Si plusieurs de ces questions n’ont pas été abordées de front depuis le début de cette crise, les prochains mois forceront à trancher dans le vif, et les débats seront difficiles.
Jusqu’à ce jour, Ottawa a évité de viser des secteurs ou des entreprises spécifiques au profit de programmes ouverts à tous. Dans l’urgence, c’était la chose à faire, comme le répète M. Trudeau. Mais à partir de maintenant, il faut se demander si toutes les grandes entreprises en demande méritent d’être secourues.
Prenons le cas de Produits récréatifs Bombardier (BRP inc.) qui fabrique le Ski-Doo. Dans son dernier rapport trimestriel, la compagnie écrit noir sur blanc qu’elle entend travailler à « l’optimisation mondiale de sa participation à tous les programmes gouvernementaux » créés à cause de la pandémie. Or, depuis trois ans BRP a versé plus de 300 millions de dollars par année au holding familial Beaudier (Beaudoin-Bombardier) pour leur racheter 11 millions d’actions et les retirer de la circulation. Ce faisant, la famille a privé la compagnie de ces précieuses liquidités qui auraient pu être réinvesties ou conservées pour les jours difficiles dans cette industrie cyclique.

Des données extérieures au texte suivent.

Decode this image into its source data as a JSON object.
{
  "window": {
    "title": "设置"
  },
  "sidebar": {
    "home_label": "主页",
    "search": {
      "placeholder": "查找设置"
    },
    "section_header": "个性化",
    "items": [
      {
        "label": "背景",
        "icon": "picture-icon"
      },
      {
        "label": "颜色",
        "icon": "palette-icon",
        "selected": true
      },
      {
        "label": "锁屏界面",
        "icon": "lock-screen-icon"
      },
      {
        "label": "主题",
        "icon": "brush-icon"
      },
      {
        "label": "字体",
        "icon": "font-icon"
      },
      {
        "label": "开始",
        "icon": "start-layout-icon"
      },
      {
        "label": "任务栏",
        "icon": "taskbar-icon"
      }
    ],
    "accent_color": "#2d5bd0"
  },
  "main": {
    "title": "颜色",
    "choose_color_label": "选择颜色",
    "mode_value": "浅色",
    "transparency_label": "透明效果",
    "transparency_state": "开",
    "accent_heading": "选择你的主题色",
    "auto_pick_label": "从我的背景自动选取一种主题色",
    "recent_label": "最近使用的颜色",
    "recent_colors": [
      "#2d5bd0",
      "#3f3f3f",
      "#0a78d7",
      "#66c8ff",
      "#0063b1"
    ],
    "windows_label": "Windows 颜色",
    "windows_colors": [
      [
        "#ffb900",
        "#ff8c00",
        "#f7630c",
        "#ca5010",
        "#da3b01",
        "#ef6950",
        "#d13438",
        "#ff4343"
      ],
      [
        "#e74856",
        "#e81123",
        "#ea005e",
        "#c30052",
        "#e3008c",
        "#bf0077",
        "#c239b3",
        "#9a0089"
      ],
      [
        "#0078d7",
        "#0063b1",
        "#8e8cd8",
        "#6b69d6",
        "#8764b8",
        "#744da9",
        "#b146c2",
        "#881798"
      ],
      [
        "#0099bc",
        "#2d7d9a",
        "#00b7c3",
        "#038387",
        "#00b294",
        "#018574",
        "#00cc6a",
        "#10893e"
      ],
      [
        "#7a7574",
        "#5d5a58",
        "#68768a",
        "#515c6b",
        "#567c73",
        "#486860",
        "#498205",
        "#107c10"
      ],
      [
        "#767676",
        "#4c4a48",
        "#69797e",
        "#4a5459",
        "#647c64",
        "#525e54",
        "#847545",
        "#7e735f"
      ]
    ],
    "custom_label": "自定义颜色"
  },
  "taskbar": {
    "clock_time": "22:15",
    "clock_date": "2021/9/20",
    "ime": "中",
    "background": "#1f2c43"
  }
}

BRP n’est pas la seule à avoir agi de la sorte: CGI a récemment racheté pour un milliard de dollars d’actions en circulation malgré une dette accumulée de 3,5 milliards de dollars. Les sociétés bien capitalisées vont jusqu’à accroître leur endettement si nécessaire pour racheter leurs titres et mousser la valeur des actions restantes en bourse. CGI fera-t-elle appel au programme de subventions salariales dont son président fut l’un des promoteurs ?
De son côté, la grande pétrolière Suncor a versé 6,7 milliards de dollars en rachat d’actions à ses actionnaires depuis 2017. Quant à Air Canada qui crie au secours, elle a « dépensé » 378 millions de dollars l’année dernière à travers son programme de rachat d’actions.

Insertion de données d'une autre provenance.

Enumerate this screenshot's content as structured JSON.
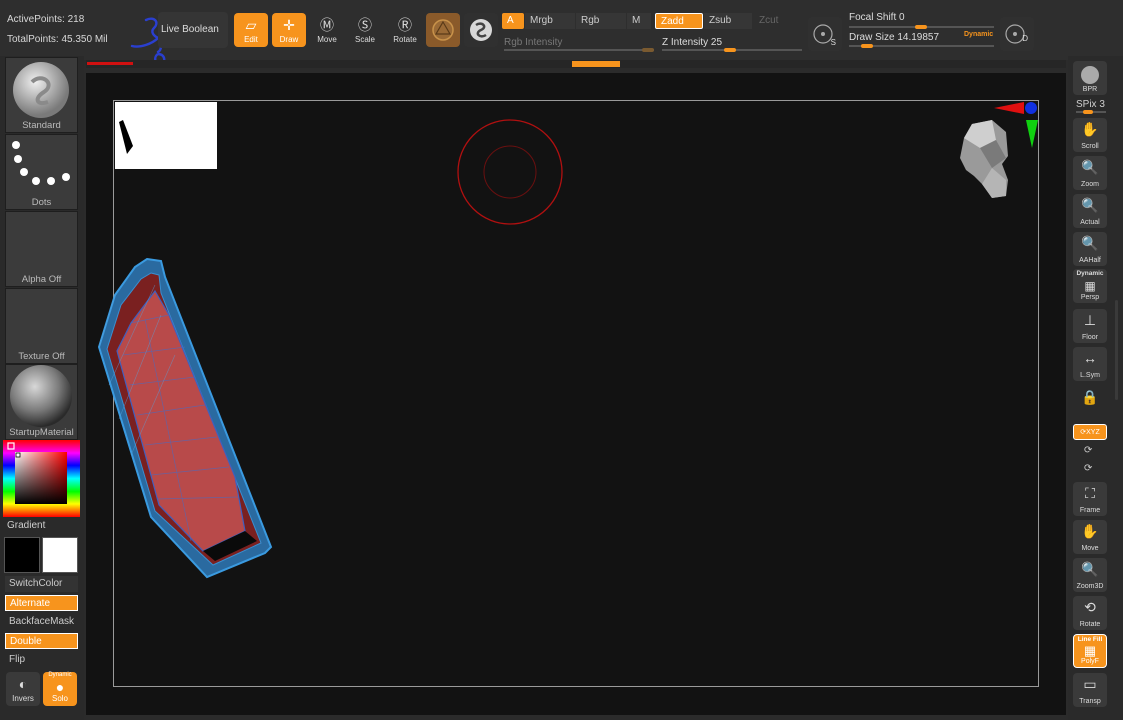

Cette pratique qui vise à récompenser les actionnaires est si populaire qu’il existe un indice des 50 sociétés les plus actives, le TXBB, duquel BRP, Air Canada et CGI font partie, tout comme Imperial Oil et Suncor.

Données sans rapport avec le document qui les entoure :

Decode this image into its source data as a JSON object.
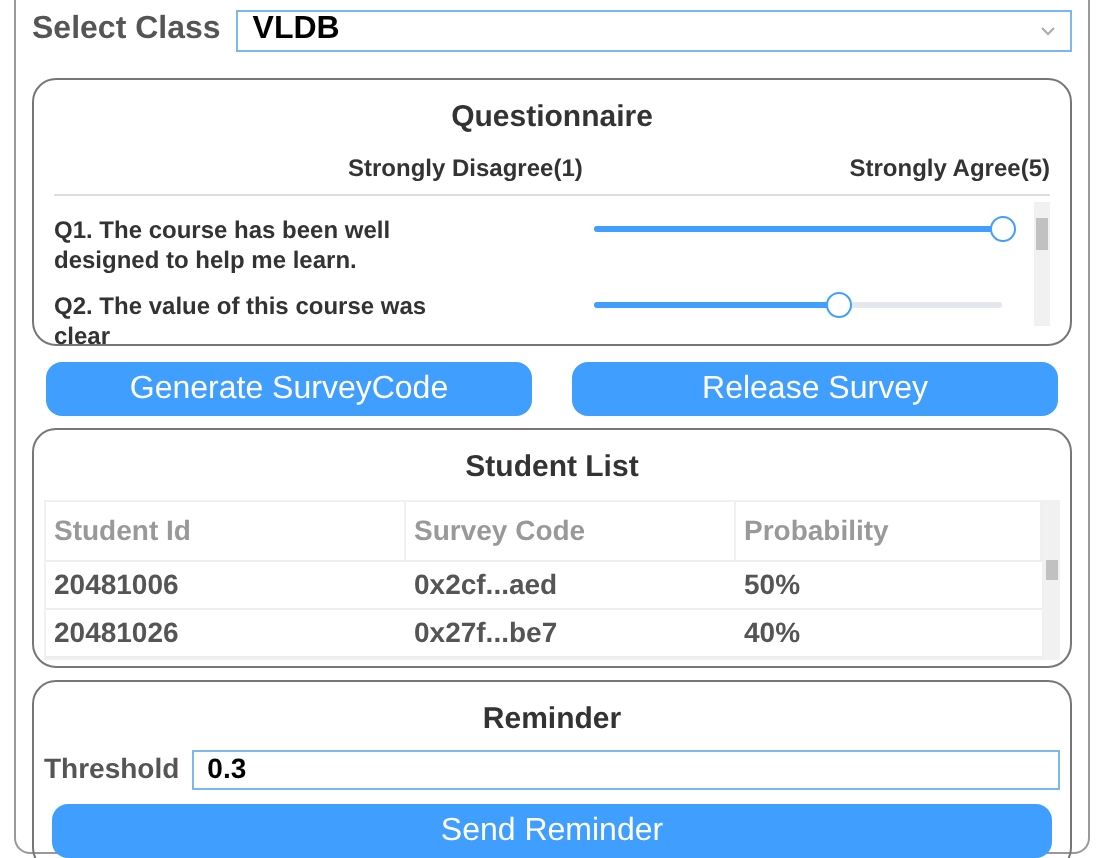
{
  "select_class": {
    "label": "Select Class",
    "value": "VLDB"
  },
  "questionnaire": {
    "title": "Questionnaire",
    "scale_low": "Strongly Disagree(1)",
    "scale_high": "Strongly Agree(5)",
    "questions": [
      {
        "text": "Q1. The course has been well designed to help me learn.",
        "level": 1
      },
      {
        "text": "Q2. The value of this course was clear",
        "level": 0.6
      }
    ]
  },
  "buttons": [
    "Generate SurveyCode",
    "Release Survey"
  ],
  "student_list": {
    "title": "Student List",
    "columns": [
      "Student Id",
      "Survey Code",
      "Probability"
    ],
    "rows": [
      [
        "20481006",
        "0x2cf...aed",
        "50%"
      ],
      [
        "20481026",
        "0x27f...be7",
        "40%"
      ]
    ]
  },
  "reminder": {
    "title": "Reminder",
    "threshold_label": "Threshold",
    "threshold_value": "0.3",
    "button": "Send Reminder"
  }
}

Avec le Crédit d’urgence aux grands employeurs (CUGE) qu’il vient tout juste d’annoncer, Ottawa offre des prêts d’un minimum de 60 millions de dollars aux sociétés en difficulté ayant un chiffre d’affaires d’au moins 300 millions de dollars. Parmi les conditions posées figure l’interdiction de verser des dividendes et de racheter des actions pendant la durée du prêt. C’est la moindre des choses ! Mais on aurait aussi pu insister pour que ces sociétés se tournent vers leurs actionnaires avant de demander des prêts garantis par l’État et des subventions salariales.
Quant à Air Canada, certains proposent qu’elle soit nationalisée à nouveau, ne serait-ce que partiellement, au lieu de profiter d’une aide fédérale multimilliardaire dont les actionnaires seraient les premiers bénéficiaires à long terme.
L’idée mérite certainement d’être étudiée si la survie du transporteur est en jeu et les coûts trop élevés d’un sauvetage pour les contribuables. Mais société d’État ou privée, l’important est de protéger ce grand transporteur national qui vient de mettre à pied la moitié de son personnel tout en lui imposant des conditions comme la desserte de toutes les régions du pays à prix raisonnables, et le remboursement des clients floués par l’arrêt des activités, en mars dernier.